Con una mezcla de cautela extrema y un morbo masoquista que ni ella entendía, Akari extendió la mano y tomó el dispositivo. Estaba frío, como un saludo de alguien que te quiere vender algo caro. Pero al cerrarlo, algo raro pasó. Lo sintió. La resonancia. Fuerte. Compleja. Viva. Como si esa cosa tuviera su propio latido, y de alguna forma, la conectara a todo el desastre. A esa organización sin nombre que no entendía ni en pedo, pero que ya la había quemado con su Sol Negro.
La agente asintió, con la satisfacción de alguien que te está metiendo en un lio épico, pero te lo vende como si fuera tu idea. —Buena elección. O la única. Nos vemos pronto, Akari Elizaveta Koshkina. O no. La decisión, ahora, es tuya.

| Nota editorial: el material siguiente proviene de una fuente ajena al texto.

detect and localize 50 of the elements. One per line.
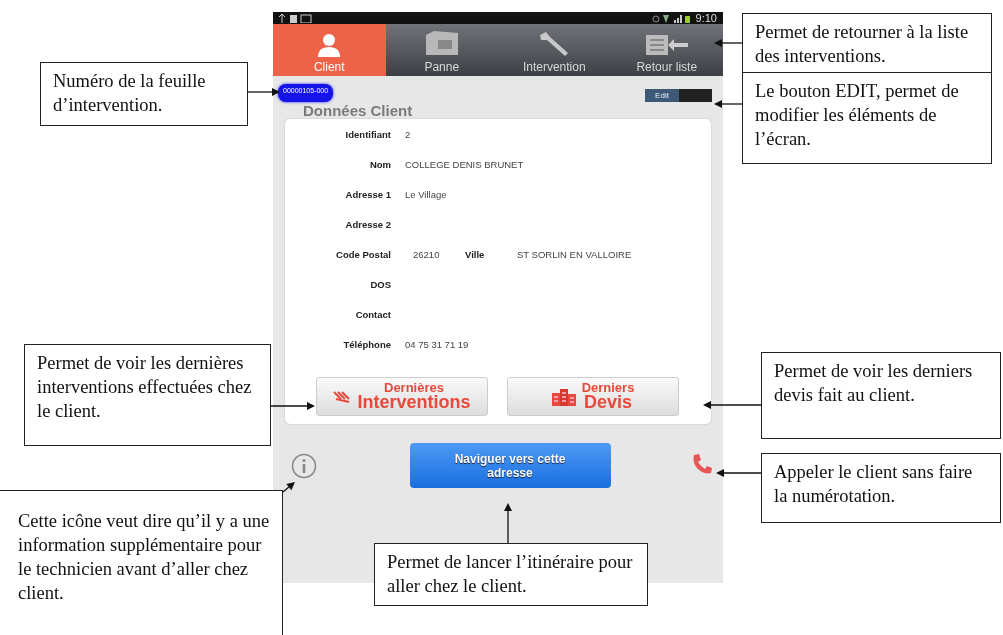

Y en cuanto terminó de hablar, la tipa dio media vuelta y se desvaneció en la oscuridad de la tienda abandonada, tan rápido como si se hubiera tragado un humo. Akari quedó ahí, sola en el polvo y los escombros, con el dispositivo latiendo en su mano como un corazón oscuro. ¡Fantástico! El contacto frío ya terminó. Ahora no solo era una fugitiva perdida en Dreadhaven... ahora era una candidata. Una variable dentro de una mentira más grande que no entendía. Y el Sol Negro seguía ahí, como un maldito faro, esperando que tomara la siguiente decisión de la peor manera posible.